CIO

Is the ‘single source of truth’ for data impossible?

Data centralization sounds great, but that's not always possible when it's on the 'edge'.

5 August 2019

With data increasingly stored on the 'edge', maintaining a single source of truth is harder than ever.

Adrian Bridgwater

@Abridgwater

adrianbridgwater@hybrid.co

All stories

With more data stored on the edge, achieving a single view is harder than ever. Source: Shutterstock

Companies are on a mission to manage their data. Of course they are… this is the age of the data-driven business, the era of the cloud-native application and the generation of workers that expect real-time, immediate, ubiquitous access to information. This core truism has led many firms to pursue an information management mission designed to deliver what the IT industry likes to call a ‘single source of truth’.

The centralized data model

The single source of truth seeks to create a centralized data model. One where information is held either on-premises using ‘terrestrial’ servers running private clouds, in a public cloud datacenter, or in some hybrid combination of the two.

Highly trained data experts and information management specialists will look after the single source of truth making sure the organization’s core data repository is up to date, valid, deduplicated, parsed into appropriate structures and sometimes amplified with additional value based upon the algorithmic logic upon which the company runs its business model.

The idea here is one that centers around control. We know where all our information is, we know who needs it, we know when they need it… and we know what level of sensitivity it has, so we can apply the appropriate levels of security provisioning and access policy controls.
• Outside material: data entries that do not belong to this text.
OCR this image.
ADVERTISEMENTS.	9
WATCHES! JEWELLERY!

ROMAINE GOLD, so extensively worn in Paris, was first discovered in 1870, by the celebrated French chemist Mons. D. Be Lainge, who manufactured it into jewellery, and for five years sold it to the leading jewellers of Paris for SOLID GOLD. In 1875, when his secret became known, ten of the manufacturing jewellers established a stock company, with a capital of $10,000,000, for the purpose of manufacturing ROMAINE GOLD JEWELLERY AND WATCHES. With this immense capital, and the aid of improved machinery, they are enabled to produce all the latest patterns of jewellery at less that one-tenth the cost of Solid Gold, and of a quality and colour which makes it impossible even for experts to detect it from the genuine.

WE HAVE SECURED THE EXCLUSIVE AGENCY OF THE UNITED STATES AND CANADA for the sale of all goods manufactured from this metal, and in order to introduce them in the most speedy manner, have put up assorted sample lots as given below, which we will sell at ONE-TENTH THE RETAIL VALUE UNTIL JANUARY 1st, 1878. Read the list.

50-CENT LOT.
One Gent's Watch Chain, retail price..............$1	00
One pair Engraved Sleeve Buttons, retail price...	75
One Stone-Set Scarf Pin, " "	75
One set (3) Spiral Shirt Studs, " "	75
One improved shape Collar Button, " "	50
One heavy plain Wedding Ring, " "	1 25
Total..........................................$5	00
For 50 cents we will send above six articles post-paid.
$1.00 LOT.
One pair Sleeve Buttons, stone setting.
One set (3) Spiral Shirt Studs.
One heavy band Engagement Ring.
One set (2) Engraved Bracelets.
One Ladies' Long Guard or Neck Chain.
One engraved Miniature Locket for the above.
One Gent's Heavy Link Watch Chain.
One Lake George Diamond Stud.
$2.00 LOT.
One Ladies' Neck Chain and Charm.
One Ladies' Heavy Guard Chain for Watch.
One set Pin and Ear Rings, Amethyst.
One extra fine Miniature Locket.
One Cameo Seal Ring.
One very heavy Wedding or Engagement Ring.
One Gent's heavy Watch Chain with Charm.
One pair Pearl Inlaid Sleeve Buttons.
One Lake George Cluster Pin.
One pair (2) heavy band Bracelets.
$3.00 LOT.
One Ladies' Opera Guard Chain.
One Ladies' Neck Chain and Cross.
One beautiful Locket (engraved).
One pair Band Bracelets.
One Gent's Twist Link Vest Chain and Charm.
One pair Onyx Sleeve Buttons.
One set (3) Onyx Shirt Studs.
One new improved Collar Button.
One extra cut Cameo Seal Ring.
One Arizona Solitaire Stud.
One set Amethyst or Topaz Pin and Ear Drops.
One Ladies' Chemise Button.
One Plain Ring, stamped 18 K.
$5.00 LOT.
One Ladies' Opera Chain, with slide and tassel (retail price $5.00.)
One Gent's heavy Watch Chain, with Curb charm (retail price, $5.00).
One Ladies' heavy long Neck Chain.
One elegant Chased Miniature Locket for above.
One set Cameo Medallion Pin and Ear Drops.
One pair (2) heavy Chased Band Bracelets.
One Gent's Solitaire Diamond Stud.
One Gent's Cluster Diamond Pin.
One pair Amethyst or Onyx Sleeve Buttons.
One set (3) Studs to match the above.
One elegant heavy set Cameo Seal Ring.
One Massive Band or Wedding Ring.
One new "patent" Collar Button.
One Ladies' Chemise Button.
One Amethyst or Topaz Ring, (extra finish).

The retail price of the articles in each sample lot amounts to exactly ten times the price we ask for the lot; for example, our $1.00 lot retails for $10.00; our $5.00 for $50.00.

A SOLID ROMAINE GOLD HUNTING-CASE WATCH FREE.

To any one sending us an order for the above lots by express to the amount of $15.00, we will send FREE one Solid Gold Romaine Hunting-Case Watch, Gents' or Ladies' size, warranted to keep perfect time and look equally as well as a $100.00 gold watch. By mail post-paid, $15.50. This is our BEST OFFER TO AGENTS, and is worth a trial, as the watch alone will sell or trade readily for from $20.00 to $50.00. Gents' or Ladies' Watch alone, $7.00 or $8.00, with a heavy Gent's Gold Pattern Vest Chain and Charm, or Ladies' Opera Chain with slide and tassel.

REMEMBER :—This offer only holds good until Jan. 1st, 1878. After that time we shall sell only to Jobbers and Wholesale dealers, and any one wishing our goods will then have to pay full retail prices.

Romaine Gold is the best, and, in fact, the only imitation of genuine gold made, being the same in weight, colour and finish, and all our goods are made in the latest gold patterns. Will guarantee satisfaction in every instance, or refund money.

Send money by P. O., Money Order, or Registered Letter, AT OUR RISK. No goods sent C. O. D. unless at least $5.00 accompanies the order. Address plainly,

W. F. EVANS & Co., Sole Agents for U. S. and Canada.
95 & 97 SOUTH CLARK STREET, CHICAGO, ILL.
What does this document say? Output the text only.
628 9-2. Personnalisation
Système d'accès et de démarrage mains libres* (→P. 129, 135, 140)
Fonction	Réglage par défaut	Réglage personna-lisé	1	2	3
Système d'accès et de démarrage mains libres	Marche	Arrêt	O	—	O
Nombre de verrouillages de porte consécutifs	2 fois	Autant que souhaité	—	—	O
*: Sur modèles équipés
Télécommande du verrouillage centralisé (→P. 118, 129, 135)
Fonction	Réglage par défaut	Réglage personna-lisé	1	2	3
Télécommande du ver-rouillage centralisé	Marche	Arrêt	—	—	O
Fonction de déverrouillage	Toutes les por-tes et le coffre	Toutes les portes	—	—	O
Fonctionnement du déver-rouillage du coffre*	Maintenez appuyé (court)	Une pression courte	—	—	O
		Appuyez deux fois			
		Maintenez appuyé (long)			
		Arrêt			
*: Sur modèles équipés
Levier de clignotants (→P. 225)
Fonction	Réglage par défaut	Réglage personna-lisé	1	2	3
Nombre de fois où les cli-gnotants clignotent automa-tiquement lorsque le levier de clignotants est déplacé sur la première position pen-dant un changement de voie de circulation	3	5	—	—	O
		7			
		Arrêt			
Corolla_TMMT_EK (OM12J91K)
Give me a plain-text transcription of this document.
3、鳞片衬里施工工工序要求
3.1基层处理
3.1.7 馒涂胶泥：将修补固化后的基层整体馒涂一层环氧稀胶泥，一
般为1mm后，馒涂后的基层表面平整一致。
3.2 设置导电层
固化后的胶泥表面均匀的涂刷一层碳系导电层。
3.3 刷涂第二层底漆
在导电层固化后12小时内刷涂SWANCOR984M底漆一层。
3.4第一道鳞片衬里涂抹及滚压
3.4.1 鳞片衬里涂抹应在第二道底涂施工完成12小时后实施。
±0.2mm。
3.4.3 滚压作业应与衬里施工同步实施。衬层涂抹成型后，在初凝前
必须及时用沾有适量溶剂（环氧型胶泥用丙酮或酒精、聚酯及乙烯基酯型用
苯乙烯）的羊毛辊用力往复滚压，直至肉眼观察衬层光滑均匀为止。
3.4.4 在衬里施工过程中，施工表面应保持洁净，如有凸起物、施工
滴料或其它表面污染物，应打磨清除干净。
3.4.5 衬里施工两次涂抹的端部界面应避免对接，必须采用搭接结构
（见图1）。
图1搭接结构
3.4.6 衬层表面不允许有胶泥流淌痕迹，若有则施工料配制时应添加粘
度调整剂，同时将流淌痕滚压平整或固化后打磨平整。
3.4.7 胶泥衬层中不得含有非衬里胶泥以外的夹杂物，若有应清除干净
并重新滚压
Looking into the cooking pot

Centralized data management also allows us to know what ‘shape’ our data estate looks like because we can pretty much open the cooking pot and see how many ingredients we have bubbling around at any given point in time.

Even if we have channels of unstructured data filling up our ‘data lake’, we know how big a storage tier we need in order to manage that flow.

Detailed knowledge of the data estate also means we can scale more accurately when we need to.

We usually scale upwards, but we sometimes scale downwards depending on various divestment actions and other corporate strategies. You can’t build an extension on your house until you know how big your south-facing wall is; the analogy is that straightforward.

The centralized data model that drives to create a single source of truth for the business has obvious benefits; you know where stuff is, how much stuff you have and how that stuff is behaving. The ‘stuff’ in this case being information in various forms of data, obviously.

The ‘we know where our stuff is’ factor is great for regulatory compliance, governance and all-round robust reporting. This is a happy place for the data manager who wants to keep his/her house in order.

YOU MIGHT LIKE

Data-driven decision making should be led from the boardroom

BIG DATA

Business leaders aren’t getting ‘hands-on’ with data

Decentralization realization

But as happy ever after as data centralization sounds, it’s not always fully feasible in a world where mobility reigns, compartmentalization is spiraling (of technology, and of people) and the Internet of Things (IoT) has pushed some our data out to the ‘edge’ i.e. on the device itself.

Let’s take the IoT first. The first wave of ‘smart’ devices for homes and factories wasn’t that smart. These devices often needed to perform a connection ‘handshake’ back to their datacenter connection in order to perform anything resembling a meaningful task in the long term.

That trend has been bucked. We now require the IoT to perform more of its data analytics ‘on-device’ out at the so-called computing edge.

This is great for immediacy and it allows devices to perform much faster real-time functions so that they can interact with the people and other machines around them. This is not so great for the centralized data model, because some computing is happening outside of the mothership.

These devices will ultimately share their calculations back to the data center, but they may not do so in the time-scale that the data engineers would like. The single source of truth is still there, but it may not be wholly accurate until updates have been executed.

Compartmentalization situations

A similar level of detachment is happening as a result of compartmentalization. Cloud technology is benefiting from compartmentalization in the form of containers and microservices, but we’re not talking about that directly in this instance.

Compartmentalization may also occur on a departmental or team-based level where individual business units take a snapshot of a dataset from the core data repository and work on it as an experimental project.

Again, the single source of truth is still there, but now it has an R&D adjunct that may or may not wish to be integrated back to the core, depending upon the success of the project or team in question.

Multiple views, or lose

These trends are quite real and they do bring benefits to organizations working in fast-moving markets that need to experiment and explore new performance structures based on what might be quite esoteric approaches… all of which may be underpinned by unconventional data management behavior.

The best way to cope with the new reality of the single sources (plural) or data that any organization will now have to cope with is to look for ways to manage, report on and further compute with multiple views of data. Data visualization firms are being bought by the industry behemoths and those that remain independent concerns are coming of age.

You can still search for the single source of truth, just remember that it could be a more multi-layered fabric going forward.